- French theatrical release poster
- Directed by: Jean-Pierre Melville
- Screenplay by: Jean-Pierre Melville
- Based on: Le Silence de la mer<brStefania Sandrelli>(1942 novella) by Vercors
- Produced by: Pierre Braunberger
- Starring: Howard Vernon; Nicole Stéphane; Jean-Marie Robain;
- Cinematography: Henri Decaë
- Edited by: Jean-Pierre Melville; Henri Decaë;
- Music by: Edgar Bischoff
- Production companies: Melville Productions; Société du Cinéma Le Panthéon; O.G.C. - Organisation Générale Cinématographique;
- Distributed by: Gaumont
- Release date: 22 April 1949 (Paris);
- Running time: 86 minutes
- Country: France
- Languages: French; German;

= Le Silence de la mer (1949 film) =

1949 French film

Le Silence de la mer (/fr/, lit. 'The silence of the sea') is a 1949 French war drama film written and directed by Jean-Pierre Melville, in his directorial debut. Adapted from the 1942 novella of the same name written by Vercors (the pen name of Jean Bruller). Set during the Second World War in occupied France, the story concerns the relationship of a Frenchman and his niece with a German lieutenant who is billetted in their house.

==Plot==
In occupied France early in 1941, when Werner von Ebrennac, a German Wehrmacht lieutenant with a limp, is billetted in a house in a small village that a retired man shares with his adult niece, the pair, without having to discuss it, agree never to speak to or acknowledge the unwanted intruder.
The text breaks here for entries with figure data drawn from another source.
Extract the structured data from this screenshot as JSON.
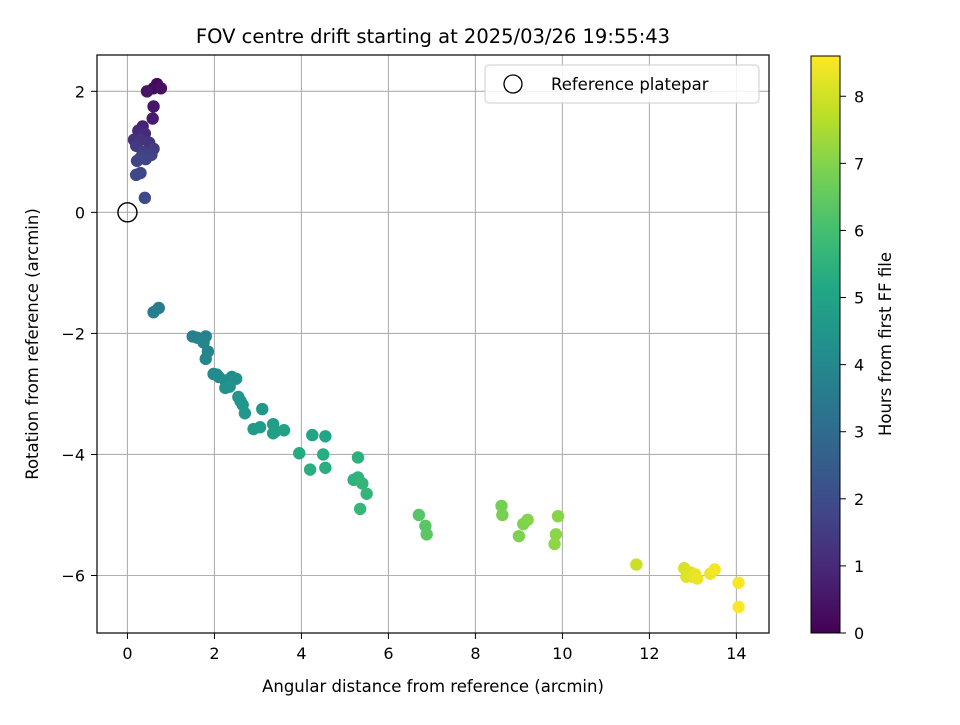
{
  "chart_data": {
    "type": "scatter",
    "title": "FOV centre drift starting at 2025/03/26 19:55:43",
    "xlabel": "Angular distance from reference (arcmin)",
    "ylabel": "Rotation from reference (arcmin)",
    "xlim": [
      -0.7,
      14.75
    ],
    "ylim": [
      -6.95,
      2.6
    ],
    "xticks": [
      0,
      2,
      4,
      6,
      8,
      10,
      12,
      14
    ],
    "yticks": [
      -6,
      -4,
      -2,
      0,
      2
    ],
    "grid": true,
    "legend": {
      "placement": "top-right",
      "entries": [
        {
          "label": "Reference platepar",
          "marker": "open-circle"
        }
      ]
    },
    "reference_point": {
      "x": 0,
      "y": 0
    },
    "colorbar": {
      "label": "Hours from first FF file",
      "colormap": "viridis",
      "range": [
        0,
        8.6
      ],
      "ticks": [
        0,
        1,
        2,
        3,
        4,
        5,
        6,
        7,
        8
      ]
    },
    "points": [
      [
        0.6,
        2.05,
        0.15
      ],
      [
        0.68,
        2.12,
        0.25
      ],
      [
        0.77,
        2.05,
        0.35
      ],
      [
        0.45,
        2.0,
        0.45
      ],
      [
        0.6,
        1.75,
        0.55
      ],
      [
        0.58,
        1.55,
        0.65
      ],
      [
        0.35,
        1.42,
        0.8
      ],
      [
        0.25,
        1.35,
        0.95
      ],
      [
        0.4,
        1.3,
        1.05
      ],
      [
        0.15,
        1.2,
        1.15
      ],
      [
        0.3,
        1.2,
        1.25
      ],
      [
        0.5,
        1.15,
        1.3
      ],
      [
        0.2,
        1.1,
        1.4
      ],
      [
        0.6,
        1.05,
        1.45
      ],
      [
        0.35,
        1.0,
        1.55
      ],
      [
        0.45,
        0.95,
        1.6
      ],
      [
        0.55,
        0.95,
        1.65
      ],
      [
        0.3,
        0.9,
        1.7
      ],
      [
        0.42,
        0.88,
        1.75
      ],
      [
        0.22,
        0.85,
        1.75
      ],
      [
        0.3,
        0.65,
        1.8
      ],
      [
        0.2,
        0.62,
        1.85
      ],
      [
        0.4,
        0.24,
        1.9
      ],
      [
        0.72,
        -1.58,
        3.55
      ],
      [
        0.6,
        -1.65,
        3.6
      ],
      [
        1.5,
        -2.05,
        3.7
      ],
      [
        1.6,
        -2.07,
        3.75
      ],
      [
        1.8,
        -2.05,
        3.8
      ],
      [
        1.75,
        -2.15,
        3.85
      ],
      [
        1.85,
        -2.3,
        3.9
      ],
      [
        1.8,
        -2.42,
        3.95
      ],
      [
        1.98,
        -2.67,
        4.0
      ],
      [
        2.05,
        -2.68,
        4.05
      ],
      [
        2.1,
        -2.72,
        4.1
      ],
      [
        2.25,
        -2.78,
        4.15
      ],
      [
        2.4,
        -2.72,
        4.2
      ],
      [
        2.5,
        -2.75,
        4.25
      ],
      [
        2.25,
        -2.9,
        4.3
      ],
      [
        2.35,
        -2.88,
        4.35
      ],
      [
        2.55,
        -3.05,
        4.4
      ],
      [
        2.6,
        -3.12,
        4.45
      ],
      [
        2.65,
        -3.18,
        4.5
      ],
      [
        2.7,
        -3.32,
        4.55
      ],
      [
        3.1,
        -3.25,
        4.6
      ],
      [
        2.9,
        -3.58,
        4.65
      ],
      [
        3.05,
        -3.55,
        4.7
      ],
      [
        3.35,
        -3.5,
        4.75
      ],
      [
        3.4,
        -3.62,
        4.8
      ],
      [
        3.35,
        -3.65,
        4.85
      ],
      [
        3.6,
        -3.6,
        4.9
      ],
      [
        4.25,
        -3.68,
        5.0
      ],
      [
        4.55,
        -3.7,
        5.1
      ],
      [
        3.95,
        -3.98,
        5.2
      ],
      [
        4.5,
        -4.0,
        5.3
      ],
      [
        4.55,
        -4.22,
        5.35
      ],
      [
        4.2,
        -4.25,
        5.4
      ],
      [
        5.3,
        -4.05,
        5.45
      ],
      [
        5.2,
        -4.42,
        5.5
      ],
      [
        5.3,
        -4.38,
        5.55
      ],
      [
        5.4,
        -4.48,
        5.6
      ],
      [
        5.5,
        -4.65,
        5.65
      ],
      [
        5.35,
        -4.9,
        5.7
      ],
      [
        6.7,
        -5.0,
        6.3
      ],
      [
        6.85,
        -5.18,
        6.35
      ],
      [
        6.88,
        -5.32,
        6.4
      ],
      [
        8.6,
        -4.85,
        6.8
      ],
      [
        8.62,
        -5.0,
        6.85
      ],
      [
        9.0,
        -5.35,
        6.9
      ],
      [
        9.1,
        -5.15,
        6.95
      ],
      [
        9.2,
        -5.08,
        7.0
      ],
      [
        9.9,
        -5.02,
        7.05
      ],
      [
        9.85,
        -5.32,
        7.1
      ],
      [
        9.82,
        -5.48,
        7.15
      ],
      [
        11.7,
        -5.82,
        7.9
      ],
      [
        12.8,
        -5.88,
        8.1
      ],
      [
        12.85,
        -6.02,
        8.15
      ],
      [
        12.95,
        -5.95,
        8.2
      ],
      [
        13.0,
        -6.02,
        8.25
      ],
      [
        13.05,
        -5.98,
        8.3
      ],
      [
        13.1,
        -6.05,
        8.35
      ],
      [
        13.4,
        -5.97,
        8.4
      ],
      [
        13.5,
        -5.9,
        8.45
      ],
      [
        14.05,
        -6.12,
        8.55
      ],
      [
        14.05,
        -6.52,
        8.6
      ]
    ]
  }
}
Most nights as the uncle smokes his pipe and the niece does some sewing by the fire, the officer, at first dressed in his uniform and later in civilian clothes, comes to warm himself and politely engages them in a brief one-sided conversation. Speaking good French, he reveals that he is an unmarried composer and this is the first time he has been to France, though he has long studied and admired French literature and culture, which he seems to prefer to his own (except regarding music). Loyal to Hitler, he hopes the Nazi invasion will bring about a lasting "marriage" between France and Germany that will benefit everyone, a point he comes back to day after day and illustrates by referencing Beauty and the Beast (Germany being the beast, who only needs France to accept it to turn into a prince). Werner often looks warmly at the niece as he extols the virtues of France; she remains obdurately silent, but occasionally betrays her growing feelings by a faint quiver of her fingers.

Werner gets some leave in the spring and spends two weeks in Paris. When he returns to the village, the uncle and niece do not see him for over a week. Finally, one night he knocks at the door and does not enter until the uncle, breaking his silence, invites the man in. Once more wearing his uniform, Werner tells his hosts about how his excitement to see Paris was undercut by the presence of the occupying forces and finally turned to disillusionment and despair once he learned about the concentration camps and was told by a group of fanatic German officers, including an old friend, that the Nazi plan is to destroy the French spirit and culture and subjugate France to Germany forever. Stopping short of urging the uncle and niece to rebel, Werner announces that he requested a transfer to the front, and he is leaving in the morning. When he says "adieu", the niece breaks her silence to whisper "adieu" in return.

The next day, the uncle sets out a quotation from Anatole France for Werner: "Il est beau qu'un soldat désobéisse à des ordres criminels" ("It is a fine thing when a soldier disobeys a criminal order"). Werner reads it, exchanges glances with the uncle, and leaves. The niece and her uncle eat lunch in silence.

==Cast==

- Howard Vernon as Werner von Ebrennac
- Nicole Stéphane as The Niece
- Jean-Marie Robain as The Uncle
- Ami Aaröe as Werner's fiancée
- Denis Sadier as Werner's friend and SS officer
- Heim as German officer
- Max Fromm as German officer
- Roger Rudel as German officer
- Max Hermann as German officer
- Claude Vernier as German officer
- Georges Patrix
- Dietrich Kandler
- Henri Cavalier

==Release==
Shot in 1947, the film was released by Gaumont in Paris on 22 April, 1949. It took in 464,032 admissions in Paris and 1,371,687 admissions in France as a whole.